Chapter 4
Thomas Pov
After Hamilton and crew came by I jumped on my bed and fell asleep. I woke up and stared cooking breakfast when I noticed a notebook that wasn't mine. I opened it and read the first page 'I don't think I can go on like this any longer. Would it be easier to just end it all? The cutting obviously has not worked. Maybe I could follow pursuit of my dearest cousin.' I skimmed most of the pages when I saw my own name in the journal. 'Alrighty. So there's an asshole right? There's always an asshole. Anyways he's named Thomas Jefferson. He has no idea what I'm am struggling through yet he continues to murder me from the inside, out...like I'm not doing that myself.
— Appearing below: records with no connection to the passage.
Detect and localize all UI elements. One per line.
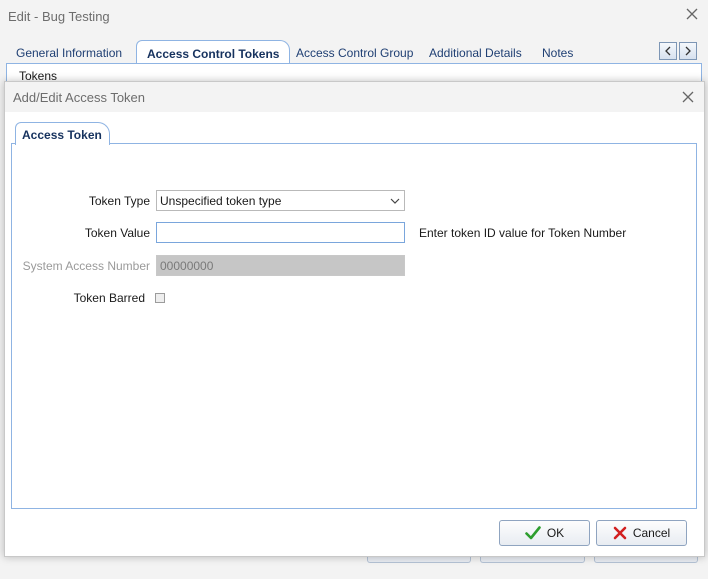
ok-button[interactable]: OK xyxy=(499,520,590,546)
token-type-select[interactable]: Unspecified token type xyxy=(156,190,405,211)
cancel-button-label: Cancel xyxy=(632,526,671,540)
add-edit-access-token-dialog: Add/Edit Access Token Access Token Token… xyxy=(4,81,705,557)
outer-tab-bar: General Information Access Control Token… xyxy=(0,32,708,64)
tab-additional-details[interactable]: Additional Details xyxy=(429,46,522,60)
tab-access-control-tokens[interactable]: Access Control Tokens xyxy=(136,40,291,64)
token-type-label: Token Type xyxy=(88,194,150,208)
token-value-label: Token Value xyxy=(84,226,150,240)
dialog-title: Add/Edit Access Token xyxy=(13,90,146,105)
background-button xyxy=(480,557,585,563)
cancel-button[interactable]: Cancel xyxy=(596,520,687,546)
access-token-panel: Token Type Unspecified token type Token … xyxy=(11,143,697,509)
token-barred-checkbox[interactable] xyxy=(155,293,165,303)
background-button xyxy=(594,557,698,563)
tab-scroll-left-button[interactable] xyxy=(659,42,677,60)
chevron-right-icon xyxy=(685,46,691,56)
tab-access-token[interactable]: Access Token xyxy=(15,122,110,145)
system-access-number-label: System Access Number xyxy=(22,259,150,273)
tab-scroll-right-button[interactable] xyxy=(679,42,697,60)
tab-general-information[interactable]: General Information xyxy=(16,46,122,60)
token-value-hint: Enter token ID value for Token Number xyxy=(419,226,627,240)
dialog-title-bar: Add/Edit Access Token xyxy=(5,82,704,112)
checkmark-icon xyxy=(525,526,541,540)
cancel-x-icon xyxy=(613,526,627,540)
chevron-down-icon xyxy=(390,198,400,204)
ok-button-label: OK xyxy=(546,526,565,540)
chevron-left-icon xyxy=(665,46,671,56)
window-close-icon[interactable] xyxy=(684,6,700,22)
tab-access-control-group[interactable]: Access Control Group xyxy=(296,46,413,60)
system-access-number-field: 00000000 xyxy=(156,255,405,276)
outer-title-bar: Edit - Bug Testing xyxy=(0,0,708,32)
token-barred-label: Token Barred xyxy=(73,291,145,305)
window-title: Edit - Bug Testing xyxy=(8,9,110,24)
token-value-input[interactable] xyxy=(156,222,405,243)
token-type-value: Unspecified token type xyxy=(160,194,282,208)
dialog-close-icon[interactable] xyxy=(680,89,696,105)
tab-notes[interactable]: Notes xyxy=(542,46,573,60)
background-button xyxy=(367,557,471,563)
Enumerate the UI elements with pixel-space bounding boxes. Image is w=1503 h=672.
What did I ever do to him? I've been nice to him. Or at least tried to. All my questions all lead back to the simpleton question of why?' I closed it and thought for a second. My thoughts were interrupted by a door opening. I saw Alexander who came out of a room. He saw me and his eyes filled with fear. He backed up slowly and went back into his room. Was that Alexander's journal? Wait he cuts? What is he struggling through? Why do I have the sudden urge to help him? What did he ever do to me? I sighed and went to my room. My mind filled with questions one after another. I don't like this. I don't like this whole questioning everything. I hate this new feeling of....regret.